"... si nous nous laissons porter par le texte biblique et par l'Evangile, nos questions sont déplacées. Voilà que joie et larmes sont mêlées, que la distinction que nous avions forgée entre le "bien" et le "mal" n'est plus si claire. Les questions avec lesquelles nous sommes venus à l'église étaient-elles nos vraies questions ? Pourquoi, pour qui sommes-nous là vraiment ? La Parole de Dieu, si nous la prenons au sérieux, nous met au pied du mur, car elle nous prend au sérieux. "Elle pénètre jusqu'au point de division de l'âme et de l'esprit, des articulations et es moelles, elle peut juger les sentiments et les pensées du coeur" (Hébreux, 4, 12). Nous devons lui rendre compte. Mais il faut se laisser conduire jusqu'au bout de l'écoute. Se livrer à la parole, sans choisir en son sein ce qui nous convient mieux. Cela risque de nous entraîner sur des chemins déroutants. Peut-être serons-nous désarçonnés dans ce que nous croyions être le coeur de notre foi [...] Si c'est vraiment Dieu que nous voulons chercher, alors peut-être que nous devrons quitter nos certitudes, nos convictions, nos représentations de Dieu, et quelques petites idoles domestiques ? Sur ces paroles certains ont quitté leur pays, d'autres ont résolument voulu vivre une forme de vie écologique après avoir entendu Paul : "Toute la création jusqu'à ce jour gémit en travail d'enfantement" (Romains 8, 22). Les uns ont changé de métier pour vivre avec plus de cohérence, d'autres ont déménagé, d'autres encore ont choisi de donner de leur temps. Chaque fois, c'est la force de la Parole qui les a mis en mouvement, c'est le Christ qui, par l'Evangile, les a rejoints. Les questions que nous adresse la Parole nous font entendre nos propres questions et nous aident à les porter..."
(Anne Lécu : "Nous laisser porter par le texte biblique et par l'Evangile", extraits in Ceci est mon corps, Cerf, 2018, pp. 48-49).
Pour retrouver quelques-unes de ces questions que chacun se pose en entrant dans une église, on peut se reporter aux pages 17-18 de ce même petit livre qui, tout entier mérite d'être lu ; nous y trouverons quelques questions posées par Anne Lécu elle-même...
"Nous ne sommes pas différents des Hébreux au désert.
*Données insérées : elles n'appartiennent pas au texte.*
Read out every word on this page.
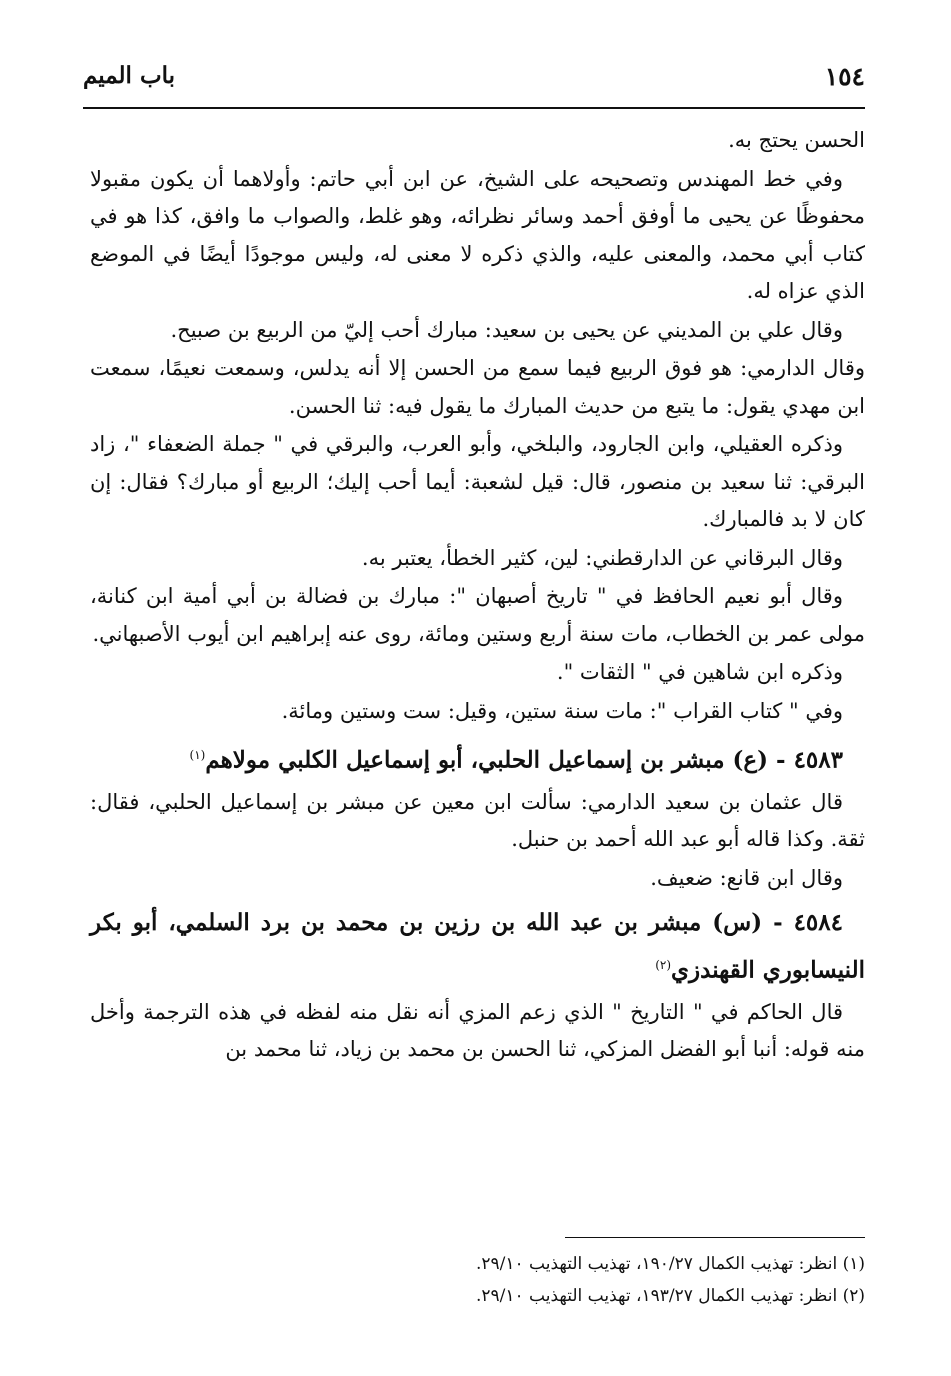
١٥٤
باب الميم

الحسن يحتج به.

وفي خط المهندس وتصحيحه على الشيخ، عن ابن أبي حاتم: وأولاهما أن يكون مقبولا محفوظًا عن يحيى ما أوفق أحمد وسائر نظرائه، وهو غلط، والصواب ما وافق، كذا هو في كتاب أبي محمد، والمعنى عليه، والذي ذكره لا معنى له، وليس موجودًا أيضًا في الموضع الذي عزاه له.

وقال علي بن المديني عن يحيى بن سعيد: مبارك أحب إليّ من الربيع بن صبيح.

وقال الدارمي: هو فوق الربيع فيما سمع من الحسن إلا أنه يدلس، وسمعت نعيمًا، سمعت ابن مهدي يقول: ما يتبع من حديث المبارك ما يقول فيه: ثنا الحسن.

وذكره العقيلي، وابن الجارود، والبلخي، وأبو العرب، والبرقي في " جملة الضعفاء "، زاد البرقي: ثنا سعيد بن منصور، قال: قيل لشعبة: أيما أحب إليك؛ الربيع أو مبارك؟ فقال: إن كان لا بد فالمبارك.

وقال البرقاني عن الدارقطني: لين، كثير الخطأ، يعتبر به.

وقال أبو نعيم الحافظ في " تاريخ أصبهان ": مبارك بن فضالة بن أبي أمية ابن كنانة، مولى عمر بن الخطاب، مات سنة أربع وستين ومائة، روى عنه إبراهيم ابن أيوب الأصبهاني.

وذكره ابن شاهين في " الثقات ".

وفي " كتاب القراب ": مات سنة ستين، وقيل: ست وستين ومائة.

٤٥٨٣ - (ع) مبشر بن إسماعيل الحلبي، أبو إسماعيل الكلبي مولاهم$^{(١)}$

قال عثمان بن سعيد الدارمي: سألت ابن معين عن مبشر بن إسماعيل الحلبي، فقال: ثقة. وكذا قاله أبو عبد الله أحمد بن حنبل.

وقال ابن قانع: ضعيف.

٤٥٨٤ - (س) مبشر بن عبد الله بن رزين بن محمد بن برد السلمي، أبو بكر النيسابوري القهندزي$^{(٢)}$

قال الحاكم في " التاريخ " الذي زعم المزي أنه نقل منه لفظه في هذه الترجمة وأخل منه قوله: أنبا أبو الفضل المزكي، ثنا الحسن بن محمد بن زياد، ثنا محمد بن

(١) انظر: تهذيب الكمال ١٩٠/٢٧، تهذيب التهذيب ٢٩/١٠.
(٢) انظر: تهذيب الكمال ١٩٣/٢٧، تهذيب التهذيب ٢٩/١٠.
Nous sommes comme nos contemporains. Ce qui nous
traverse et nous brûle fondamentalement, ce sont les questiosn ultimes de l'existence ; qu'en est-il de la
mort et de la vie, de la mort dans la vie ? Pourquoi la maladie et la mort de ceux que nous aimons ?
Pourquoi les conflits et les déchirements ? Pourquoi notre si grande fragilité ? Pourquoi est-ce si dur
de se réconcilier ? Qu'est-ce que vivre dans la vérité ? Se peut-il que nous nous soyons trompés de vie ?
Comment réparer l'irréparable ? Quel fardeau ai-je à porter et que dois-je au contraire laisser ? Que
transmettre à nos enfants et comment ? Sommes-nous condamnés à la dispersion, des opinions, des religions,
à une sorte de relativisme face auquel nous sommes désarméms ? Qu'allons-nous devenir ? Qu'est-ce qui nous
arrive ? Comment est-il possible de supporter d'exister ? Pour quoi, pour qui je compte vraiment ? A qui
est-ce que je manquerai le jour où je mourrai ? Est-ce vrai qu'il y a un socle à ces questions, une terre
où la justice est pour tous, un ciel qui verra toutes les larmes effacées ? Est-ce vrai ? Et plus encore,
est-ce vraiment vrai pour maintenant ? Qu'est-ce qui tient bon dans notre histoire ? Si nous attendons
Dieu, est-ce que Lui nous attend ?
Lorsque nous nous retrouvons dans l'église le dimanche, ce sont ces questions-là qui nous accompagnent,
même si elles ne sont pas présentes tout le temps à notre esprit (et en ce cas il faudrait pouvoir les
réveiller), avec l'espérance que la complexité de nos vies, de nos errances, de nos doutes, sera honorée,
entendue, reconnue, portée, transportée, et qui sait transfigurée ?" (ibid., pp. 17-18).
Anne Lécu, Dominicaine, Docteur en philosophie et en médecine, est médecin en milieu carcéral. Elle est auteur de magnifiques petits ouvrages publiés au Cerf, tous d'une profonde spiritualité.